One major development at the conference has been the pledge
by more than 100 countries to end deforestation by 2030. But only two countries in Southeast Asia have signed on so far. One of those is Indonesia, home to a huge portion of the world’s rainforests. But just days after signing, Indonesia’s environment minister Siti Nurbaya Bakar walked back her government’s pledge and dismissed the plan as “clearly inappropriate and unfair.” She added, “The massive development of President Jokowi's era must not stop in the name of carbon emissions or in the name of deforestation.” Indonesia is the world’s largest producer and exporter of palm oil, which is a major contributor to deforestation in the country. The industry accounts
for between 1.5 and 2.5 percent of GDP.
More constructively, Indonesia last week announced that it would impose a new tax on carbon, becoming just the second Southeast Asian country to do so after Singapore. However, the rate of Indonesia’s new tax is lower
than expected, at just above $2 per metric ton of carbon dioxide equivalent. Singapore’s is priced at just under $4 per metric ton.
Another major agreement from COP26 is the Global Methane Pledge, a commitment to cut emissions of methane 30 percent compared to 2020 levels by 2030. More ASEAN countries signed onto this pact, including Indonesia, the Philippines, Singapore, and Vietnam.

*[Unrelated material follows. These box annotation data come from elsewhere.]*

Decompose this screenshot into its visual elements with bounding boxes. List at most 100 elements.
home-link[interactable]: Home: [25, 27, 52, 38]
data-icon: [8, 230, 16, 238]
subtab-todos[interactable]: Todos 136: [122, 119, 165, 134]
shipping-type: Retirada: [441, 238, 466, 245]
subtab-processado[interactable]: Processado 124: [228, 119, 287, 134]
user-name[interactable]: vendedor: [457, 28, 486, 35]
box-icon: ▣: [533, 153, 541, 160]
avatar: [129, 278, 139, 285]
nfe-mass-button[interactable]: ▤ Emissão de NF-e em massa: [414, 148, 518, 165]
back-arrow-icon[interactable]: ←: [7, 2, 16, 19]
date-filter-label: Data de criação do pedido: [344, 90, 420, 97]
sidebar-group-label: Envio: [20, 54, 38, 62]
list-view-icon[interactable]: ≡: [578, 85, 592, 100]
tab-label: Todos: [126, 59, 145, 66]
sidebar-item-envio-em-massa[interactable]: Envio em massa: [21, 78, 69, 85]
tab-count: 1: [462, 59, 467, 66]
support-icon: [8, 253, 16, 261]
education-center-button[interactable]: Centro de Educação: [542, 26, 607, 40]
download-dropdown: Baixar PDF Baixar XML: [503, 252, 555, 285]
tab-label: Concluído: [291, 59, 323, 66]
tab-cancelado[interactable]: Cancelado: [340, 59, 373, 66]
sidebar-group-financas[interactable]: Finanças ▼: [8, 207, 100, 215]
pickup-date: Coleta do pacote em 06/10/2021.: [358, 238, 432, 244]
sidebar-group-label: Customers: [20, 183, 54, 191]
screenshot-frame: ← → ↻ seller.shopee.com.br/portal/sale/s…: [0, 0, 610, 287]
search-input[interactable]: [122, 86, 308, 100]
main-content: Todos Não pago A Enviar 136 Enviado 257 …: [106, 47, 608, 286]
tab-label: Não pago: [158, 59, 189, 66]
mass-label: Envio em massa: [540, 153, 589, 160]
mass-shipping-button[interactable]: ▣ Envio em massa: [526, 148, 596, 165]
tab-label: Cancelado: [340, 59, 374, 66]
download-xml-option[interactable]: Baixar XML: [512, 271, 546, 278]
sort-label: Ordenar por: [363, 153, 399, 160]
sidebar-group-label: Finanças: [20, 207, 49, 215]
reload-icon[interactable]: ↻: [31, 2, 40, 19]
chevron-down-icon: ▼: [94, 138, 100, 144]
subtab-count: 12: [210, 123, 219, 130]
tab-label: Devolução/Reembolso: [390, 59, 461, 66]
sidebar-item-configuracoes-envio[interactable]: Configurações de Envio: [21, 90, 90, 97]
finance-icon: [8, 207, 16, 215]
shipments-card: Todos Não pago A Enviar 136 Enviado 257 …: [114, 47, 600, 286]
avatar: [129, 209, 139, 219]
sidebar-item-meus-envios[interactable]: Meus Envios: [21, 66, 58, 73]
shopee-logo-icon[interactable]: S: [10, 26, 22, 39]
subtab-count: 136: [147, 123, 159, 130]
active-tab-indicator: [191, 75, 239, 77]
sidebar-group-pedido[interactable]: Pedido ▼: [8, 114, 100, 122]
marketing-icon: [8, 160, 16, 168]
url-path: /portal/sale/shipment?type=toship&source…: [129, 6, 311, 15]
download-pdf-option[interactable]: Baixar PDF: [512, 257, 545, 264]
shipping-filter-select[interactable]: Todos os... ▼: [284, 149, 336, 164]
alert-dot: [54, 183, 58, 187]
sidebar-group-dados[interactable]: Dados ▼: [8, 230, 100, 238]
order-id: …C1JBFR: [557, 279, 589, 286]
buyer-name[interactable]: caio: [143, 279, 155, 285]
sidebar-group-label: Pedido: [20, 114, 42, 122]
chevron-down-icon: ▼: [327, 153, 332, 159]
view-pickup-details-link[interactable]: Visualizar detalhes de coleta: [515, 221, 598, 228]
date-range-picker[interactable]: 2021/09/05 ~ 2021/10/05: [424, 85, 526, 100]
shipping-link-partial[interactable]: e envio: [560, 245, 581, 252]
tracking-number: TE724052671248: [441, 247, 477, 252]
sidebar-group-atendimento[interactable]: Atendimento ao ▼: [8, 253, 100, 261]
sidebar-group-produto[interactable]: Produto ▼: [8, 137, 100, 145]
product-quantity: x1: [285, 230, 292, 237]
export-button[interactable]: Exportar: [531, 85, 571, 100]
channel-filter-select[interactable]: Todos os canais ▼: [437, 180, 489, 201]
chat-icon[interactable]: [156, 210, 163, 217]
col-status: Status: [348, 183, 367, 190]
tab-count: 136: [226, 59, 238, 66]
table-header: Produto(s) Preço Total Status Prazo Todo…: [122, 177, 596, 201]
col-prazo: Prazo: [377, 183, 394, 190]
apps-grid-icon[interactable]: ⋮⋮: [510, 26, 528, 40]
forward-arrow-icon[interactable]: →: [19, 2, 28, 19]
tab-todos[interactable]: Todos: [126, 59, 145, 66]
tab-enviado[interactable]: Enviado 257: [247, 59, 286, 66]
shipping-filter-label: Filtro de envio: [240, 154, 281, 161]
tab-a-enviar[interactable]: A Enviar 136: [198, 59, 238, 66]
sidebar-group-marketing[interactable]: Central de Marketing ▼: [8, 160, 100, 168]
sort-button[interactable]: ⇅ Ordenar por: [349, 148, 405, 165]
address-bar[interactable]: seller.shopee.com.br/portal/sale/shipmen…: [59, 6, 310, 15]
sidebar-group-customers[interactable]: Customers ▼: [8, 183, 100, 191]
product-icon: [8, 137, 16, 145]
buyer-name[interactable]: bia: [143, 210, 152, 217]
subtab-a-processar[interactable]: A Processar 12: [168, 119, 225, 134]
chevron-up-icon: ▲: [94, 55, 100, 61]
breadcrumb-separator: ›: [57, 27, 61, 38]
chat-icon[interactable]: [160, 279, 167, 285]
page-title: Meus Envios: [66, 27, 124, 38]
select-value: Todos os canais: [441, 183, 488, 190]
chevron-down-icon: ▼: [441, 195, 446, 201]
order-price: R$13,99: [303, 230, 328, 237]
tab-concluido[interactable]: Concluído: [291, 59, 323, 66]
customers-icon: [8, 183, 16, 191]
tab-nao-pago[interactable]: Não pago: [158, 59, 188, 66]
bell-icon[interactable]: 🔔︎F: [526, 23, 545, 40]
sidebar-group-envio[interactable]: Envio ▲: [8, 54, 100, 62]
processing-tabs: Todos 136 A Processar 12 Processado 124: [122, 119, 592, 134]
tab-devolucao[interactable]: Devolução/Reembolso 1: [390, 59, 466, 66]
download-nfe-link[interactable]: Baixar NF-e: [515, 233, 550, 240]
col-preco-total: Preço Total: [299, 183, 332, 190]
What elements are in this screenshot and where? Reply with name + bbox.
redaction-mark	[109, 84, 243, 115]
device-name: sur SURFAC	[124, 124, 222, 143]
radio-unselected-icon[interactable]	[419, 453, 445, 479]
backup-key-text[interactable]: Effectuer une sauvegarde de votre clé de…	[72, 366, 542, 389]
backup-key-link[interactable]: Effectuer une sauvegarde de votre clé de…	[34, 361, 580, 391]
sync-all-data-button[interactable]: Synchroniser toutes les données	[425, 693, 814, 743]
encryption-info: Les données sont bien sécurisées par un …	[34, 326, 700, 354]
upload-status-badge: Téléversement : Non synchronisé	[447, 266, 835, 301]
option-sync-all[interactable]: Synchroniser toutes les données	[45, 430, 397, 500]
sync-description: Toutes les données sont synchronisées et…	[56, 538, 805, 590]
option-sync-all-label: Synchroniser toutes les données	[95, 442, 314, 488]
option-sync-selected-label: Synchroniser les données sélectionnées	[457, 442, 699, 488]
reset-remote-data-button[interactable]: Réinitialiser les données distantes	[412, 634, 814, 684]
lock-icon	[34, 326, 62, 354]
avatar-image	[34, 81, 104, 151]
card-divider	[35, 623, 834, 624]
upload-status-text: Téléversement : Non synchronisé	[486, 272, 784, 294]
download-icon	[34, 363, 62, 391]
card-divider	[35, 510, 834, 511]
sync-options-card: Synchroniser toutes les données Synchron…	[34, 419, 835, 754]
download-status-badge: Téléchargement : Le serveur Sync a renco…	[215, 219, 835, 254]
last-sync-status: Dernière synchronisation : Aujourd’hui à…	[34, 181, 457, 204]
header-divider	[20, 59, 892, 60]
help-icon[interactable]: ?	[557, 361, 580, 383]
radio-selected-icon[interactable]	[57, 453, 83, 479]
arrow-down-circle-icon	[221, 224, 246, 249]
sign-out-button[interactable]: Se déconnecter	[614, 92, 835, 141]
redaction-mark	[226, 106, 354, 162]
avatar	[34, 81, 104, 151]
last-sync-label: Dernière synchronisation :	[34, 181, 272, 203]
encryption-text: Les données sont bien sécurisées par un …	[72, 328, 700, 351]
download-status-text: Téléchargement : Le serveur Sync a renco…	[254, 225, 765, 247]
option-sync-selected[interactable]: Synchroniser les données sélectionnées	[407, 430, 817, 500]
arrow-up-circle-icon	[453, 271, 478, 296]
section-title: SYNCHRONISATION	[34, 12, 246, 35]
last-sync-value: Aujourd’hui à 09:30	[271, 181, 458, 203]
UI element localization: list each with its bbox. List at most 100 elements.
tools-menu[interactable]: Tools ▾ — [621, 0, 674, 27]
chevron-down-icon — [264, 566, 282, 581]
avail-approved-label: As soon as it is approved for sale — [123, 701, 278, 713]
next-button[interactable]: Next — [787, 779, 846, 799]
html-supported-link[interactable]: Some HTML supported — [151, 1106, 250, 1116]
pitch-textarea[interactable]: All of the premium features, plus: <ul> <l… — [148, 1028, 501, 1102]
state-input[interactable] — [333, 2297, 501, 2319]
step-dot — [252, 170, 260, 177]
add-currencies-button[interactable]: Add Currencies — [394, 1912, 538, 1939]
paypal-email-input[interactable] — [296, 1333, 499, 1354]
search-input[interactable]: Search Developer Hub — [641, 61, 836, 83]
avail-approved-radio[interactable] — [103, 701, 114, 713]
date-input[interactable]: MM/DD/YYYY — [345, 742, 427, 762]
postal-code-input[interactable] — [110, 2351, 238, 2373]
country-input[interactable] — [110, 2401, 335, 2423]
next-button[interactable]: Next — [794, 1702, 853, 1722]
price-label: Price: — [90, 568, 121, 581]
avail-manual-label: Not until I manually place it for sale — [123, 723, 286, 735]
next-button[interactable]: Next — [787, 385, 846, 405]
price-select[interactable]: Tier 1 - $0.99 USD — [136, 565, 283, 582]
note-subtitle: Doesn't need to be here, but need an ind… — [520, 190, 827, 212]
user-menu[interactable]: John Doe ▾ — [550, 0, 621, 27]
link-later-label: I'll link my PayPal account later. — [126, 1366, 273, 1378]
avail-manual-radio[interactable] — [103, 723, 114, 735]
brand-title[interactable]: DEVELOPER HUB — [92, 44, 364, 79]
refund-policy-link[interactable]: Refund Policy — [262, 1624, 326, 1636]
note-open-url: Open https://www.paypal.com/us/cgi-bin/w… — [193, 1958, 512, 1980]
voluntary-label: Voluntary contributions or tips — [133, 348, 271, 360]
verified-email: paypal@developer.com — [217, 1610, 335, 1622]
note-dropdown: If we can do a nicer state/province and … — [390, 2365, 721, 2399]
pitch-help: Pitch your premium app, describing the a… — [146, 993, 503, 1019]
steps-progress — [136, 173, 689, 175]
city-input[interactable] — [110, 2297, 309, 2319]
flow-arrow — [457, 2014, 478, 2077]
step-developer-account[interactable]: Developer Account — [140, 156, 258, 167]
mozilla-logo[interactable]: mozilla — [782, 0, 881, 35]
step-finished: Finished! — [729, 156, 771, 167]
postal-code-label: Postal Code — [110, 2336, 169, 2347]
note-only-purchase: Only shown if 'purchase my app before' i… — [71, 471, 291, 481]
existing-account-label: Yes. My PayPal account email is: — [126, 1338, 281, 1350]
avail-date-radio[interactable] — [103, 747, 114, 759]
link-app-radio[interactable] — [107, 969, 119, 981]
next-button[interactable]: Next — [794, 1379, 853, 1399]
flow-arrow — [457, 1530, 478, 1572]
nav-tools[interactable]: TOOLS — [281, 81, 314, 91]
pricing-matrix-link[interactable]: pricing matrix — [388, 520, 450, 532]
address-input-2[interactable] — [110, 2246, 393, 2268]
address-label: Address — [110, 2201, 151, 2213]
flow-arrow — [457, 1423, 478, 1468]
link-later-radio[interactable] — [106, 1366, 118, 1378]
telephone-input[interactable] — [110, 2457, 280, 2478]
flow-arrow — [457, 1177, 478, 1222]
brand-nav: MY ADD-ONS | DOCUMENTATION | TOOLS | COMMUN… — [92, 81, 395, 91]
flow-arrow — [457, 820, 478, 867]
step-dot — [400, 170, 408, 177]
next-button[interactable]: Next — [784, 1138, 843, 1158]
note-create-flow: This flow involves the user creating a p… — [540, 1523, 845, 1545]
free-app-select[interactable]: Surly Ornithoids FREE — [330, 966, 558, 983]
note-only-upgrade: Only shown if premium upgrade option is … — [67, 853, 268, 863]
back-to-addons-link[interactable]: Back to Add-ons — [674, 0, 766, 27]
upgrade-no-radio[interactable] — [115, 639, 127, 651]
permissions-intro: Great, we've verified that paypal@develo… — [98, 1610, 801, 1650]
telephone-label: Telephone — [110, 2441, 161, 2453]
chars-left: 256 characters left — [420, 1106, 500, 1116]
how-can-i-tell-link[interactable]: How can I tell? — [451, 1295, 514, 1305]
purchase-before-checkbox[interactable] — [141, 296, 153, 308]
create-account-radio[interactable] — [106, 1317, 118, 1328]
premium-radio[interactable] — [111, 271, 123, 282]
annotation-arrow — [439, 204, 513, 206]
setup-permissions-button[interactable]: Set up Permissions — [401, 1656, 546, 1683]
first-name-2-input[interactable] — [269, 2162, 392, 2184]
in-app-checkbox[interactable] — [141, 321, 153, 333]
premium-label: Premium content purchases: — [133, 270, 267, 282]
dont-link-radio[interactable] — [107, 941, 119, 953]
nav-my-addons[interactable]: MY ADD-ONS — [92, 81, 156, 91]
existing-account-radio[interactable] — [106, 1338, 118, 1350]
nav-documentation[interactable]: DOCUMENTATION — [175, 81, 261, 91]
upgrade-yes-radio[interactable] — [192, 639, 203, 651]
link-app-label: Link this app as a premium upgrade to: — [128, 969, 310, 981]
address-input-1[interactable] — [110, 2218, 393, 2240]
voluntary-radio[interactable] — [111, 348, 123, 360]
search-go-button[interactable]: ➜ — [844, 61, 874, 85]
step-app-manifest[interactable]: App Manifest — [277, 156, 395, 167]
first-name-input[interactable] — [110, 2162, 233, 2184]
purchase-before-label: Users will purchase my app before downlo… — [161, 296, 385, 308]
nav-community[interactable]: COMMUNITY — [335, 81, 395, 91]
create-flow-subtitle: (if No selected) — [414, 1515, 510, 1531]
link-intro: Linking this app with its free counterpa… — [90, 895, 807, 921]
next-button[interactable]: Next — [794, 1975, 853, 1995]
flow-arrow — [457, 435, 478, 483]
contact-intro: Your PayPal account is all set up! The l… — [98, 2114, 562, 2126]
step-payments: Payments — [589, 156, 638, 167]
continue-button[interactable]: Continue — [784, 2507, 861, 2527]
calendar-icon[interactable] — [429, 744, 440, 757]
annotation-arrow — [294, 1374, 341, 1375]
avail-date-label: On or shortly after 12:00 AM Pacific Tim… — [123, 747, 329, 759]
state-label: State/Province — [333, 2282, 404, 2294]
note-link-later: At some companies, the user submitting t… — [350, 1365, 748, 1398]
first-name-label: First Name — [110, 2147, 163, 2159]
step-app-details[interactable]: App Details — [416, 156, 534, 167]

But many countries in Southeast Asia have yet to sign up, largely because methane can be useful for growing rice in flooded paddy fields. Meanwhile, the largest source of global methane emissions is from agriculture.
The United Kingdom also was able to secure a coalition of countries to pledge to phase out coal power and not build or invest in new coal power plants. But in Southeast Asia, only Vietnam has signed on to that commitment. Coal use in the region is projected to soar in the coming decades as demand for electricity rises.
Underlying Southeast Asia’s inaction is a feeling that developed countries have historically been the world’s biggest polluters and should therefore bear the brunt of the responsibility. However, Southeast Asia’s growing population and energy consumption needs will mean that it will comprise an ever larger share of greenhouse gas emissions in the future. Additionally, Southeast Asia is particularly vulnerable
to the effects of climate change. The region is home to nearly 15 percent
of the world’s tropical forests, but has one of the fastest rates of deforestation. And with 9 out of 10 ASEAN states touching the sea, Southeast Asia is especially susceptible to sea level rise, plastic pollution, and even potentially mass migration as coastal lands become uninhabitable. Southeast Asian inaction at COP26 therefore comes at its own peril.